On the Moon, there are raw materials that humanity could one day mine and use. Various space agencies, such as the European Space Agency (ESA), are already planning missions to better explore Earth’s satellite and find minerals. This calls for appropriate exploration vehicles. Swiss researchers led by ETH Zurich are now pursuing the idea of sending not just one solitary rover on an exploration tour, but rather an entire team of vehicles and flying devices that complement each other.

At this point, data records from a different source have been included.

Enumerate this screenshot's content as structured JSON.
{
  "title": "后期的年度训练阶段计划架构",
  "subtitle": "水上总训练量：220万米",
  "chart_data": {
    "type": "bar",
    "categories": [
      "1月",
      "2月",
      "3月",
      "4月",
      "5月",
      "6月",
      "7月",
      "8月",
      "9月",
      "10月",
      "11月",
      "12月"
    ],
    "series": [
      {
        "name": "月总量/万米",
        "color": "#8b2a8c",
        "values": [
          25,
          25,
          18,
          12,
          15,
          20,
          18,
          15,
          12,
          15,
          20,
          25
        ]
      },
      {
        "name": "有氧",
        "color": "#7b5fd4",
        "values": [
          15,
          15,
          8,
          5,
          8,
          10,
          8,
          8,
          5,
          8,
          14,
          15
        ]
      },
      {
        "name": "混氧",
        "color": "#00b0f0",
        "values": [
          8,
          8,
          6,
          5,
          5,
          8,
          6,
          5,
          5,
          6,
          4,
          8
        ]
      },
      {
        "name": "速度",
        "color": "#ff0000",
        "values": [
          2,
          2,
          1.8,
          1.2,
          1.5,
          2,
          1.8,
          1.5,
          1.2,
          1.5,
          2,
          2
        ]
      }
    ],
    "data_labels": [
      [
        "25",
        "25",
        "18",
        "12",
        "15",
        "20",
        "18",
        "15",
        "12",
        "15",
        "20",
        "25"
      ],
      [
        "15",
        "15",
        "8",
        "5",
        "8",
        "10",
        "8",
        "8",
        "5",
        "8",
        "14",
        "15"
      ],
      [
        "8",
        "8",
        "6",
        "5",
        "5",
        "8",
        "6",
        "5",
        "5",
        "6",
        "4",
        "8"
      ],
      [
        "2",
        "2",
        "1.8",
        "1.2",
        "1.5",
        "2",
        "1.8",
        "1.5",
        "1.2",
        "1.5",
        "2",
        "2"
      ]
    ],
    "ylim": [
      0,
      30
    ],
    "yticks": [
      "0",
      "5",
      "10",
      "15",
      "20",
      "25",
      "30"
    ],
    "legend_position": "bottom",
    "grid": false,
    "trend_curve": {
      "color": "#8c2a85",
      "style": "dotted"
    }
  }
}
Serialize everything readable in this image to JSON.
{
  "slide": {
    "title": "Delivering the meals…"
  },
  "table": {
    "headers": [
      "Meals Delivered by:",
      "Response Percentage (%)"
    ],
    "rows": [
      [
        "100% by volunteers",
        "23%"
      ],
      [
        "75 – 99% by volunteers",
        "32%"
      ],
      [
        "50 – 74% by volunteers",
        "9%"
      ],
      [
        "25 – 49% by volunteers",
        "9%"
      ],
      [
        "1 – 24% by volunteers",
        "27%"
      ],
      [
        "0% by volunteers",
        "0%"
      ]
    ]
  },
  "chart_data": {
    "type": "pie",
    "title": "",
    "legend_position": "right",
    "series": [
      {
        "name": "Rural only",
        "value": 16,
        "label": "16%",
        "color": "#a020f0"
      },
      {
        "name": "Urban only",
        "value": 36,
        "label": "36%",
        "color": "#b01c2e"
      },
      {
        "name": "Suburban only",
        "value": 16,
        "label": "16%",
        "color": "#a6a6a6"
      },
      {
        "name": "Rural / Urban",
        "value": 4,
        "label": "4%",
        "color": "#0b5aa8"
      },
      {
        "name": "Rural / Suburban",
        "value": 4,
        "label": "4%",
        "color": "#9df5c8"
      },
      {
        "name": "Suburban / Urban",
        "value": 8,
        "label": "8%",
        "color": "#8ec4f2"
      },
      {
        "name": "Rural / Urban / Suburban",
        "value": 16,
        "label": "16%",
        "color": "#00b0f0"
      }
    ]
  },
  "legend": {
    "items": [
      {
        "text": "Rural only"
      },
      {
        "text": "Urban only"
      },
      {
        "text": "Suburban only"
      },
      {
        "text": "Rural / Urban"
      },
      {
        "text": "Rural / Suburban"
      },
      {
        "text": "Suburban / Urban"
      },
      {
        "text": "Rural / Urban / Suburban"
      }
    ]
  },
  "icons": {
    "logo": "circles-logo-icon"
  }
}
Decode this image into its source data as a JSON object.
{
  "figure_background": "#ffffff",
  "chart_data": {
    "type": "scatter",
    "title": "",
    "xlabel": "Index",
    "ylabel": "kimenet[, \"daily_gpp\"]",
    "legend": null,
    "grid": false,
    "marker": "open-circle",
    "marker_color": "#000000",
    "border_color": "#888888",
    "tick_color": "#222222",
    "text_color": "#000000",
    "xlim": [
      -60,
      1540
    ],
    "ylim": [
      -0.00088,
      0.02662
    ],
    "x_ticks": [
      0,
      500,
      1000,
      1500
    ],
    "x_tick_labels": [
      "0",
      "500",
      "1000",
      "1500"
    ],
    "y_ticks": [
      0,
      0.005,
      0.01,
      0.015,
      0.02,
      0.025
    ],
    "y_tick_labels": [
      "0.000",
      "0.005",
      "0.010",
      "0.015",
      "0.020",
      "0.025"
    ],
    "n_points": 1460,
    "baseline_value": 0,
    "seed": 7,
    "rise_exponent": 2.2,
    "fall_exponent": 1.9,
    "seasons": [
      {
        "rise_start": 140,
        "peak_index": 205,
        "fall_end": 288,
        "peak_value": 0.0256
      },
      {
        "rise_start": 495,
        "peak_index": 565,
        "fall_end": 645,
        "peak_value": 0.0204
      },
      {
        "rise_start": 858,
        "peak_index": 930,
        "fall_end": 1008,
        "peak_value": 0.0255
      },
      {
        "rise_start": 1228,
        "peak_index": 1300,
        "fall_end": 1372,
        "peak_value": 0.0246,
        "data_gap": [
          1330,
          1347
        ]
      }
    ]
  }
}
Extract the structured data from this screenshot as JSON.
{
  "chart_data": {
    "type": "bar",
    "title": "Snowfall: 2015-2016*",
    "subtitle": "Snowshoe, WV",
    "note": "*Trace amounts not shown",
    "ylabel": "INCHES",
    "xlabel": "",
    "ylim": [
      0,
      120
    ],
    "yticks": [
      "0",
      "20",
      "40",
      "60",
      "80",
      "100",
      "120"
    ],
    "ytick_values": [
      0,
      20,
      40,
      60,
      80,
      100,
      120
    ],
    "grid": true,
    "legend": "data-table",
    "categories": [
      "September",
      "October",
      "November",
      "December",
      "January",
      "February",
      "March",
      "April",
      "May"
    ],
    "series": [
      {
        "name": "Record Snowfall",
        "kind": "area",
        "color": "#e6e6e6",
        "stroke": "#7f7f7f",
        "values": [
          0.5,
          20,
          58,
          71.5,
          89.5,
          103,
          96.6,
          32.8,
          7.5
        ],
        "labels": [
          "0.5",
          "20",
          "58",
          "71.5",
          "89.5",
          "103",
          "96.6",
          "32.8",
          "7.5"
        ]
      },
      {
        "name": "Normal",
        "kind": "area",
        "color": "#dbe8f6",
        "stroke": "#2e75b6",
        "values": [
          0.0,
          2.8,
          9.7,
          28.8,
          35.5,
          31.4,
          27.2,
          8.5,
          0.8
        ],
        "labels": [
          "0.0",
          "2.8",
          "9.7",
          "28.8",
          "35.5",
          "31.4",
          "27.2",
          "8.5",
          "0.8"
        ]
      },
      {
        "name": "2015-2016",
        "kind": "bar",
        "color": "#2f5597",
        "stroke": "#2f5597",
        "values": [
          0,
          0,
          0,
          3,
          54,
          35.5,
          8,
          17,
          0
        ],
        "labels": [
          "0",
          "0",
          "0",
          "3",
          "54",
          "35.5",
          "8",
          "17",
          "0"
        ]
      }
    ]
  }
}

The researchers equipped three ANYmal – a type of legged robot developed at ETH – with a range of measuring and analysis instruments that would potentially make them suitable exploration devices in the future. They tested these robots on various terrains in Switzerland and at the European Space Resources Innovation Centre (ESRIC) in Luxembourg, where, a few months ago, the Swiss team won a European competition for lunar exploration robots together with colleagues from Germany. The competition involved finding and identifying minerals on a test site modelled after the surface of the Moon. In the latest issue of the journal external pageScience Roboticscall_made, the scientists describe how they go about exploring an unknown terrain using a team of robots.
Insurance against failure
“Using multiple robots has two advantages,” explains Philip Arm, a doctoral student in the group led by ETH Professor Marco Hutter. “The individual robots can take on specialised tasks and perform them simultaneously. Moreover, thanks to its redundancy, a robot team is able to compensate for a teammate’s failure.” Redundancy in this case means that important measuring equipment is installed on several robots. In other words, redundancy and specialisation are opposing goals. “Getting the benefits of both is a matter of finding the right balance,” Arm says.